Título: Cruz Vermelha e Jobim divergem sobre corpos
Autor: Dantas, Pedro ; Auler, Marcelo
Fonte: O Estado de São Paulo, 15/01/2010, Internacional, p. A15

Para ministro, cadáveres transmitem epidemia, organismo humanitário diz que não é verdade

O Ministério da Defesa brasileiro contradisse ontem uma das principais orientações dadas pelo Comitê Internacional da Cruz Vermelha (CICV) no manejo de cadáveres das vítimas do terremoto em Porto Príncipe ao dizer que as vítimas devem ser enterradas com urgência. A organização humanitária teme que um procedimento apressado possa impedir definitivamente a identificação dos mortos e ressalta que os cadáveres de pessoas sãs não transmitem doenças.

"Há uma grande preocupação com a existência de corpos abandonados nas ruas, o que pode provocar epidemias", diz a nota distribuída pelo Ministério da Defesa.

"Há um mito disseminado de que os cadáveres podem ser a causa de epidemias em desastres naturais. Não é esse o caso", afirmou Ute Hofmeister, legista do CICV em Genebra, em comunicado distribuído pela organização na manhã de ontem. "Os corpos dos que morreram em desastres não espalham doenças, desde que as pessoas tenham morrido de trauma. O enterro em valas coletivas ou a cremação dos cadáveres deve ser evitado a todo custo, pois isso torna impossível a identificação pelas famílias", disse Hofmeister.

As declarações de Jobim refletiam a preocupação e a pressa em dar solução imediata às carências dos haitianos: "Não podemos esperar. Se há problemas, temos de passar por cima deles", disse.

Para aproximar as duas abordagens, a delegação do CICV no Brasil enviou ao Ministério da Defesa um manual que detalha os cuidados que devem ser tomados no manejo de corpos e em situações de desastre natural e conflitos armados.

A organização diz que, caso não haja estrutura adequada para identificar e refrigerar os corpos, eles devem ser enterrados em locais provisórios sinalizados para facilitar exames de arcada dentária e de DNA, além de reconhecimento por fotos, tão logo seja possível.

Após o tsunami no Sudoeste asiático, em 2005, o governo da Tailândia, uma países em desenvolvimento, mas com nível de renda semelhante ao Brasil -e muito distante do Haiti -, organizou centros de reconhecimento de vítimas.

Os corpos ficavam em sacos ou caminhões refrigerados e centenas de legistas voluntários, de diversos países, deslocaram-se para ajudar na identificação. Naquela ocasião, no entanto, havia muitos europeus e norte-americanos entre as vítimas, o que também ajudou a mobilizar a ajuda das nações mais ricas. Estudos apontam que velar e garantir um funeral adequados às vítimas auxilia na recuperação psicológica das famílias.

Agora, em Porto Príncipe, as atenções também estão voltadas para os sobreviventes. O programa de alimentação das Nações Unidas enviou biscoitos energéticos e pastas ricas em nutrientes acondicionadas em tubos, além de baldes para o transporte de água limpa.

Em nota, a agência das Nações Unidas destacou que 86 toneladas de alimentos, entre eles os biscoitos HEB, sigla para biscoitos altamente energéticos, que contêm vitaminas e sais minerais e podem ser facilmente transportados.

A organização estima que pelo menos 3 milhões vítimas do terremoto necessitem de alimentos no Haiti.

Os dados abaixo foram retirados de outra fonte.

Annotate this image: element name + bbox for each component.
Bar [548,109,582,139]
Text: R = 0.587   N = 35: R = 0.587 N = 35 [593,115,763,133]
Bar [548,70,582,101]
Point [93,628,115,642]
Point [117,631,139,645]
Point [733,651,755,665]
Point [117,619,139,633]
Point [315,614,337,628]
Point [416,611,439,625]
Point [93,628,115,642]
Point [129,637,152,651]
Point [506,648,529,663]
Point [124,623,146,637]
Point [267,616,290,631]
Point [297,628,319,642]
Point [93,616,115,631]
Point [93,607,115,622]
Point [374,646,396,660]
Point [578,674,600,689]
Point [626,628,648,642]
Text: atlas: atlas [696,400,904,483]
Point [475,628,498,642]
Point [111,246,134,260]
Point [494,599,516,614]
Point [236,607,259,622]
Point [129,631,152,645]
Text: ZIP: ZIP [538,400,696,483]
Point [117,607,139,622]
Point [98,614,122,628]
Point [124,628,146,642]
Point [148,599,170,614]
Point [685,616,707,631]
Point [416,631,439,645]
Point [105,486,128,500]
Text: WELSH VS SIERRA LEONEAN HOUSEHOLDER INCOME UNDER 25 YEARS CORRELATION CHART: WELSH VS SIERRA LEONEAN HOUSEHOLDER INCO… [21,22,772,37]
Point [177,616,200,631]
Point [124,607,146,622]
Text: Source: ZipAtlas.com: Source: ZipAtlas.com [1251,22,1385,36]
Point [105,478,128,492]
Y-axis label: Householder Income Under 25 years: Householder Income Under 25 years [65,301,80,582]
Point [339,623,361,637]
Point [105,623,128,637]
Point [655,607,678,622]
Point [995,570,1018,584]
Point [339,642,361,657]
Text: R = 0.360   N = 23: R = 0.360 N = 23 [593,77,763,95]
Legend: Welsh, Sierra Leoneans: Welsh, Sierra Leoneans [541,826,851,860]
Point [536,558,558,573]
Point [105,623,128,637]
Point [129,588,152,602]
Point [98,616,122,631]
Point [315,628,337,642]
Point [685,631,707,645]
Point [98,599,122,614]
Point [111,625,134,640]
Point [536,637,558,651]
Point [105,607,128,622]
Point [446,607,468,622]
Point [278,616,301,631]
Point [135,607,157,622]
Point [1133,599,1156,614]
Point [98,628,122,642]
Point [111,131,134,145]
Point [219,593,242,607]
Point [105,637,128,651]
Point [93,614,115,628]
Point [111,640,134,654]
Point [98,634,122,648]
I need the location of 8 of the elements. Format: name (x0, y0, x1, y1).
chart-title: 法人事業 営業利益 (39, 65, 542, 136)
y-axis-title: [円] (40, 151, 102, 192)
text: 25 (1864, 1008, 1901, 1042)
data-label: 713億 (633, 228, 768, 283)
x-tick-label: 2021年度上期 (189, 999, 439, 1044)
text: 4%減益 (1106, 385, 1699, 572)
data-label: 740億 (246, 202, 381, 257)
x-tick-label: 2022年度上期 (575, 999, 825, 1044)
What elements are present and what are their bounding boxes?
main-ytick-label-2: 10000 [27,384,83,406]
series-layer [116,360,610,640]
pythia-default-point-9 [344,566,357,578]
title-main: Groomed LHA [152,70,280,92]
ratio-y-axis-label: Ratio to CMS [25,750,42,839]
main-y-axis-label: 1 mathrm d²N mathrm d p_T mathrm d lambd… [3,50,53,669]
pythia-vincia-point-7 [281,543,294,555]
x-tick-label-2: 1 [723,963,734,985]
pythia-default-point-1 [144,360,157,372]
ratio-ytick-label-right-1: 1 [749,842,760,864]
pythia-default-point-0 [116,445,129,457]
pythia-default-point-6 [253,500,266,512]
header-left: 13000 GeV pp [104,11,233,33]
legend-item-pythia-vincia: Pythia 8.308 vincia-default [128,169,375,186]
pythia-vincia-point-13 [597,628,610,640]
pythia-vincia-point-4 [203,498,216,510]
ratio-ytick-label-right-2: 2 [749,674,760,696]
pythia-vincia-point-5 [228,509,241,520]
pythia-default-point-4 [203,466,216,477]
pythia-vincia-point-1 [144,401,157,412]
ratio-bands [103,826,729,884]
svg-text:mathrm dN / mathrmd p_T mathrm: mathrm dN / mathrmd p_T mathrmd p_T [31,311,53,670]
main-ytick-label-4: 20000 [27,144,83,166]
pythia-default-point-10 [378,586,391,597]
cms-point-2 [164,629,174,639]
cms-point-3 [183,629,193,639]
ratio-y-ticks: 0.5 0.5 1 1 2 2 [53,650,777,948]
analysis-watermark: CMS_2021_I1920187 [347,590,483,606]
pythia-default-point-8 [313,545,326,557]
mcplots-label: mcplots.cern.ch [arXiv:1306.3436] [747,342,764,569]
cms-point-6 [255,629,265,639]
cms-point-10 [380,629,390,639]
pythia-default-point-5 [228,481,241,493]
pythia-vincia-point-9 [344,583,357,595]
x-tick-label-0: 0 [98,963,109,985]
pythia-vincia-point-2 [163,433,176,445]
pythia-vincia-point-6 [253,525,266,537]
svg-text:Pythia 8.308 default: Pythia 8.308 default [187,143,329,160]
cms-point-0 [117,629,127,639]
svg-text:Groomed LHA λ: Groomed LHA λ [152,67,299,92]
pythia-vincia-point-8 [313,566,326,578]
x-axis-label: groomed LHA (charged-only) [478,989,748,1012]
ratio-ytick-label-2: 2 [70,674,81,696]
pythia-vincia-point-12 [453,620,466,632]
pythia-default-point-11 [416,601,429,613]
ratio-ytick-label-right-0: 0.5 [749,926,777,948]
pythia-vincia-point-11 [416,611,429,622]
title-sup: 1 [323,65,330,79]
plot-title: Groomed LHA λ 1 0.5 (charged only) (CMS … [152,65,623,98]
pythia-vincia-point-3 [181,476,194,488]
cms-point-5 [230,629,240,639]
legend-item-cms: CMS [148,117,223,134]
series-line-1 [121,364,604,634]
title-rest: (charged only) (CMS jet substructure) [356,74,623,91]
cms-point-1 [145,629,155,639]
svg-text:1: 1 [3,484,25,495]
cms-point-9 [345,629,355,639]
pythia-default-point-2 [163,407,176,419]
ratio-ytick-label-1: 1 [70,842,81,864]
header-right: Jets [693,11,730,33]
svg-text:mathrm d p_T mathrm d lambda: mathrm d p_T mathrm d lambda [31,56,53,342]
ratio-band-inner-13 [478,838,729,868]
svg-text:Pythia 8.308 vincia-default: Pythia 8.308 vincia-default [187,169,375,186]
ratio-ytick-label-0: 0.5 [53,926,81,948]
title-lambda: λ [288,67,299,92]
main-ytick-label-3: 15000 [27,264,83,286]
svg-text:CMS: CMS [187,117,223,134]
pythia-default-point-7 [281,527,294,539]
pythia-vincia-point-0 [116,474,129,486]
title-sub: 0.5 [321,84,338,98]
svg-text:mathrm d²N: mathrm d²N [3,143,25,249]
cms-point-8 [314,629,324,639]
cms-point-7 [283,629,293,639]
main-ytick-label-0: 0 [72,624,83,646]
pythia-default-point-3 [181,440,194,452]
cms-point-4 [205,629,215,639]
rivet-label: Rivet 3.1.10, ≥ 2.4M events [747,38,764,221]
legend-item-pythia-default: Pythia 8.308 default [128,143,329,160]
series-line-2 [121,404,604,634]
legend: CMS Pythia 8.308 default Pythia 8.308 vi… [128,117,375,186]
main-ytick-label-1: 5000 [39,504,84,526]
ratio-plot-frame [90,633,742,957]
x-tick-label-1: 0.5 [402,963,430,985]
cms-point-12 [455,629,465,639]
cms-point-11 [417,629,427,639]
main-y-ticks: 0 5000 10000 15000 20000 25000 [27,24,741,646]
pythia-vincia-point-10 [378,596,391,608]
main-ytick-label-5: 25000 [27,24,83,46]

Antes do terremoto, 1,9 milhão estavam em estágio de insegurança alimentar apenas 50% tinham acesso à água potável.

A organização francesa Médicos Sem Fronteiras (MSF) mantém de prontidão em seus escritórios kits cirúrgicos, suficientes para cem cirurgias cada, e hospitais infláveis que podem abrigar até cem leitos. Sete dessas já tinham sido despachadas ao Haiti ontem. "Mantemos tudo estocado em várias partes do mundo", explica a diretora geral da ONG no Brasil, Simone Rocha. No total, 25 toneladas de material já seguiram para o país.